Ahad 09 Apr 2017 13:31 WIB

Pergeseran Label dari Bandit ke Teroris di Tuban Dianggap Aneh

Rep: Crystal Liestia Purnama/ Red: Ilham
Sejumlah mobil ambulance melintas mengangkut jenazah terduga teroris di jalan di Desa Suwalan, Kecamatan Jenu, Kabupaten Tuban, Jawa Timur, Sabtu (8/4).
Foto: Antara
Sejumlah mobil ambulance melintas mengangkut jenazah terduga teroris di jalan di Desa Suwalan, Kecamatan Jenu, Kabupaten Tuban, Jawa Timur, Sabtu (8/4).

REPUBLIKA.CO.ID, JAKARTA -- Pengamat terorisme, Harits Abu Ulya memberikan tanggapannya terkait tewasnya enam orang yang diduga teroris dan satu orang lagi masih hidup di di Jenu, Tuban, Jatim pada Sabtu (8/4). Harits mengaku heran karena awalnya mereka diklaim sebagai bandit, kemudian bergeser menjadi teroris.

"Dari bandit ke terorisme, aneh! Pihak polisi perlu transparan, menjelaskan secara jujur dan sebenar-benarnya kasus tersebut," kata Harits kepada Republika.co.id, Ahad (9/4).

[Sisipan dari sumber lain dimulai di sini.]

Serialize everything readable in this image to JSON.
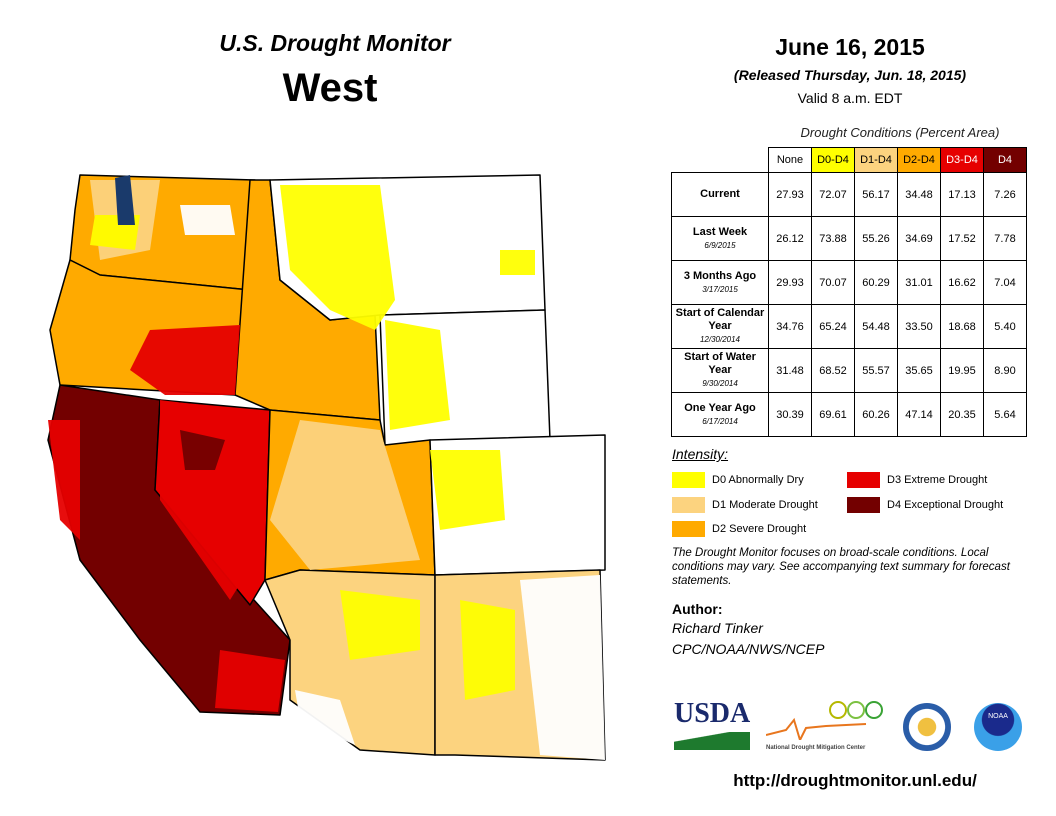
{
  "header": {
    "title": "U.S. Drought Monitor",
    "region": "West",
    "date": "June 16, 2015",
    "released": "(Released Thursday, Jun. 18, 2015)",
    "valid": "Valid  8 a.m. EDT"
  },
  "table": {
    "caption": "Drought Conditions (Percent Area)",
    "columns": [
      "None",
      "D0-D4",
      "D1-D4",
      "D2-D4",
      "D3-D4",
      "D4"
    ],
    "column_colors": [
      "#ffffff",
      "#ffff00",
      "#fcd37f",
      "#ffaa00",
      "#e60000",
      "#730000"
    ],
    "rows": [
      {
        "label": "Current",
        "date": "",
        "values": [
          "27.93",
          "72.07",
          "56.17",
          "34.48",
          "17.13",
          "7.26"
        ]
      },
      {
        "label": "Last Week",
        "date": "6/9/2015",
        "values": [
          "26.12",
          "73.88",
          "55.26",
          "34.69",
          "17.52",
          "7.78"
        ]
      },
      {
        "label": "3 Months Ago",
        "date": "3/17/2015",
        "values": [
          "29.93",
          "70.07",
          "60.29",
          "31.01",
          "16.62",
          "7.04"
        ]
      },
      {
        "label": "Start of Calendar Year",
        "date": "12/30/2014",
        "values": [
          "34.76",
          "65.24",
          "54.48",
          "33.50",
          "18.68",
          "5.40"
        ]
      },
      {
        "label": "Start of Water Year",
        "date": "9/30/2014",
        "values": [
          "31.48",
          "68.52",
          "55.57",
          "35.65",
          "19.95",
          "8.90"
        ]
      },
      {
        "label": "One Year Ago",
        "date": "6/17/2014",
        "values": [
          "30.39",
          "69.61",
          "60.26",
          "47.14",
          "20.35",
          "5.64"
        ]
      }
    ]
  },
  "legend": {
    "title": "Intensity:",
    "items": [
      {
        "label": "D0 Abnormally Dry",
        "color": "#ffff00"
      },
      {
        "label": "D1 Moderate Drought",
        "color": "#fcd37f"
      },
      {
        "label": "D2 Severe Drought",
        "color": "#ffaa00"
      },
      {
        "label": "D3 Extreme Drought",
        "color": "#e60000"
      },
      {
        "label": "D4 Exceptional Drought",
        "color": "#730000"
      }
    ]
  },
  "note": "The Drought Monitor focuses on broad-scale conditions. Local conditions may vary. See accompanying text summary for forecast statements.",
  "author": {
    "label": "Author:",
    "name": "Richard Tinker",
    "org": "CPC/NOAA/NWS/NCEP"
  },
  "logos": {
    "usda": "USDA",
    "ndmc": "National Drought Mitigation Center",
    "noaa": "NOAA"
  },
  "url": "http://droughtmonitor.unl.edu/"
}
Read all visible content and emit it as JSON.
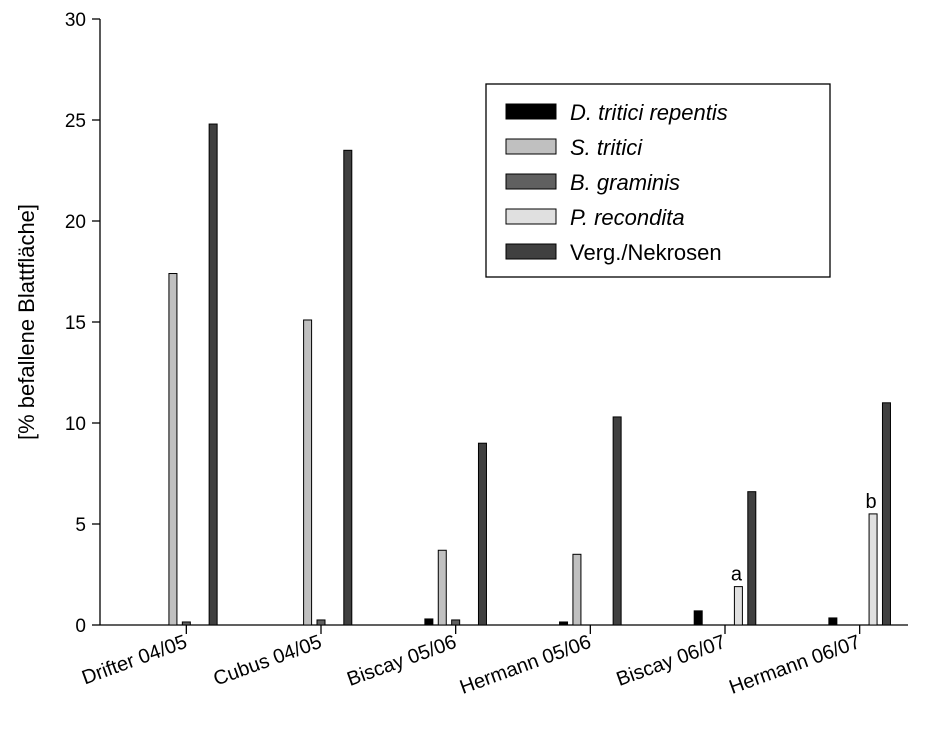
{
  "chart_data": {
    "type": "bar",
    "title": "",
    "xlabel": "",
    "ylabel": "[% befallene Blattfläche]",
    "ylim": [
      0,
      30
    ],
    "yticks": [
      "0",
      "5",
      "10",
      "15",
      "20",
      "25",
      "30"
    ],
    "grid": false,
    "legend_position": "top-right",
    "categories": [
      "Drifter 04/05",
      "Cubus 04/05",
      "Biscay 05/06",
      "Hermann 05/06",
      "Biscay 06/07",
      "Hermann 06/07"
    ],
    "series": [
      {
        "name": "D. tritici repentis",
        "italic": true,
        "color": "#000000",
        "values": [
          0,
          0,
          0.3,
          0.15,
          0.7,
          0.35
        ]
      },
      {
        "name": "S. tritici",
        "italic": true,
        "color": "#c0c0c0",
        "values": [
          17.4,
          15.1,
          3.7,
          3.5,
          0,
          0
        ]
      },
      {
        "name": "B. graminis",
        "italic": true,
        "color": "#606060",
        "values": [
          0.15,
          0.25,
          0.25,
          0,
          0,
          0
        ]
      },
      {
        "name": "P. recondita",
        "italic": true,
        "color": "#e0e0e0",
        "values": [
          0,
          0,
          0,
          0,
          1.9,
          5.5
        ]
      },
      {
        "name": "Verg./Nekrosen",
        "italic": false,
        "color": "#404040",
        "values": [
          24.8,
          23.5,
          9.0,
          10.3,
          6.6,
          11.0
        ]
      }
    ],
    "annotations": [
      {
        "text": "a",
        "category": "Biscay 06/07",
        "series": "P. recondita"
      },
      {
        "text": "b",
        "category": "Hermann 06/07",
        "series": "P. recondita"
      }
    ]
  }
}
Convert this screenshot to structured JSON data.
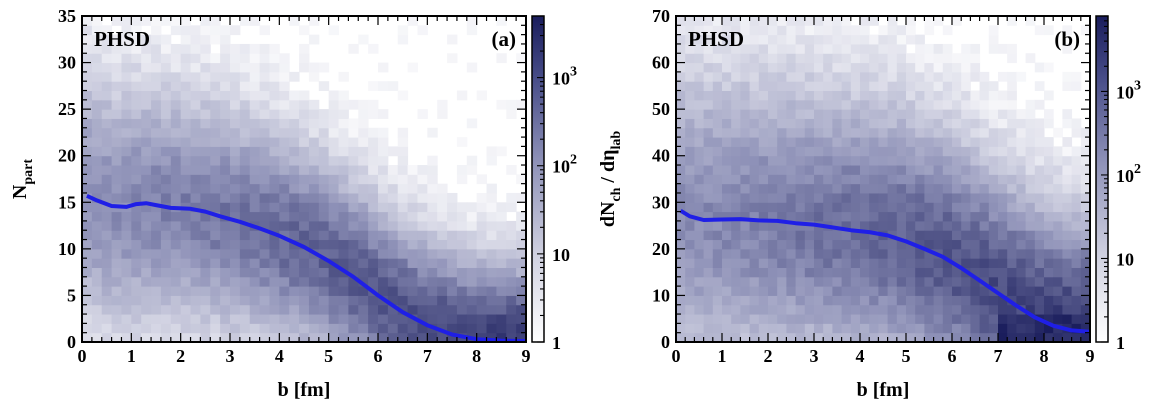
{
  "chart_data": [
    {
      "type": "heatmap",
      "panel_text": "PHSD",
      "panel_label": "(a)",
      "xlabel": "b [fm]",
      "ylabel_main": "N",
      "ylabel_sub": "part",
      "xlim": [
        0,
        9
      ],
      "ylim": [
        0,
        35
      ],
      "x_ticks": [
        0,
        1,
        2,
        3,
        4,
        5,
        6,
        7,
        8,
        9
      ],
      "y_ticks": [
        0,
        5,
        10,
        15,
        20,
        25,
        30,
        35
      ],
      "colorbar": {
        "scale": "log",
        "range": [
          1,
          5000
        ],
        "tick_labels": [
          {
            "value": 1,
            "base": "1",
            "exp": ""
          },
          {
            "value": 10,
            "base": "10",
            "exp": ""
          },
          {
            "value": 100,
            "base": "10",
            "exp": "2"
          },
          {
            "value": 1000,
            "base": "10",
            "exp": "3"
          }
        ],
        "color_low": "#ffffff",
        "color_high": "#1a1d5c"
      },
      "mean_curve": {
        "color": "#1f1fe6",
        "x": [
          0.1,
          0.3,
          0.6,
          0.9,
          1.1,
          1.3,
          1.5,
          1.8,
          2.2,
          2.5,
          2.8,
          3.2,
          3.6,
          4.0,
          4.5,
          5.0,
          5.5,
          6.0,
          6.5,
          7.0,
          7.5,
          8.0,
          8.5,
          9.0
        ],
        "y": [
          15.7,
          15.2,
          14.6,
          14.5,
          14.8,
          14.9,
          14.7,
          14.4,
          14.3,
          14.0,
          13.5,
          12.9,
          12.2,
          11.4,
          10.2,
          8.7,
          7.0,
          5.0,
          3.2,
          1.8,
          0.8,
          0.3,
          0.15,
          0.1
        ]
      }
    },
    {
      "type": "heatmap",
      "panel_text": "PHSD",
      "panel_label": "(b)",
      "xlabel": "b [fm]",
      "ylabel_main": "dN",
      "ylabel_sub": "ch",
      "ylabel_mid": " / d",
      "ylabel_greek": "η",
      "ylabel_sub2": "lab",
      "xlim": [
        0,
        9
      ],
      "ylim": [
        0,
        70
      ],
      "x_ticks": [
        0,
        1,
        2,
        3,
        4,
        5,
        6,
        7,
        8,
        9
      ],
      "y_ticks": [
        0,
        10,
        20,
        30,
        40,
        50,
        60,
        70
      ],
      "colorbar": {
        "scale": "log",
        "range": [
          1,
          8000
        ],
        "tick_labels": [
          {
            "value": 1,
            "base": "1",
            "exp": ""
          },
          {
            "value": 10,
            "base": "10",
            "exp": ""
          },
          {
            "value": 100,
            "base": "10",
            "exp": "2"
          },
          {
            "value": 1000,
            "base": "10",
            "exp": "3"
          }
        ],
        "color_low": "#ffffff",
        "color_high": "#1a1d5c"
      },
      "mean_curve": {
        "color": "#1f1fe6",
        "x": [
          0.1,
          0.3,
          0.6,
          1.0,
          1.4,
          1.8,
          2.2,
          2.6,
          3.0,
          3.4,
          3.8,
          4.2,
          4.6,
          5.0,
          5.4,
          5.8,
          6.2,
          6.6,
          7.0,
          7.4,
          7.8,
          8.2,
          8.6,
          9.0
        ],
        "y": [
          28.2,
          27.0,
          26.2,
          26.3,
          26.4,
          26.1,
          26.0,
          25.5,
          25.2,
          24.6,
          24.0,
          23.6,
          22.9,
          21.6,
          20.0,
          18.3,
          15.9,
          13.2,
          10.5,
          7.8,
          5.3,
          3.5,
          2.5,
          2.2
        ]
      }
    }
  ]
}
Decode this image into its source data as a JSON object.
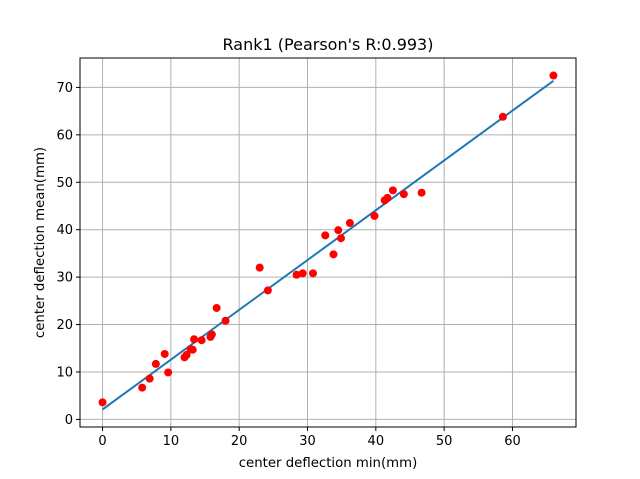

Harits menjelaskan, masyarakat telah membaca di portal sosial media divisi Humas Polda Jatim bahwa kasus tersebut adalah kelompok bandit yang menyerang polisi. Bahkan, informasi yang beredar viral via grup Whatsapp karena keberadaan mobil Terios dengan penumpangnya di anggap mencurigakakan oleh satlantas, akhirnya diikuti. Akhirnya dilaporkan; penumpang Terios mengeluarkan tembakan ke arah aparat.

Saat dilakukan pengejaran oleh aparat akhirnya mobil berhenti dan penumpang lari ke arah kebun masyarakat. Dan di waktu berikutnya publik akhirnya melihat enam orang terkapar tewas di kebun dan 1 orang masih hidup.

Selain itu, barang bukti yang disebutkan awalnya pasport, beberapa ponsel dan sekotak amunisi, kemudian di waktu berikutnya bertambah dengan dua mushaf Alquran dan Handi Talky serta dua pistol. Andaikan benar gerombolan tujuh orang tersebut melawan dengan senpi, sementara barang bukti cuma dua pucuk pistol. Maka bagaimana lima orang lainnya tersebut melawan dan berujung  tewas?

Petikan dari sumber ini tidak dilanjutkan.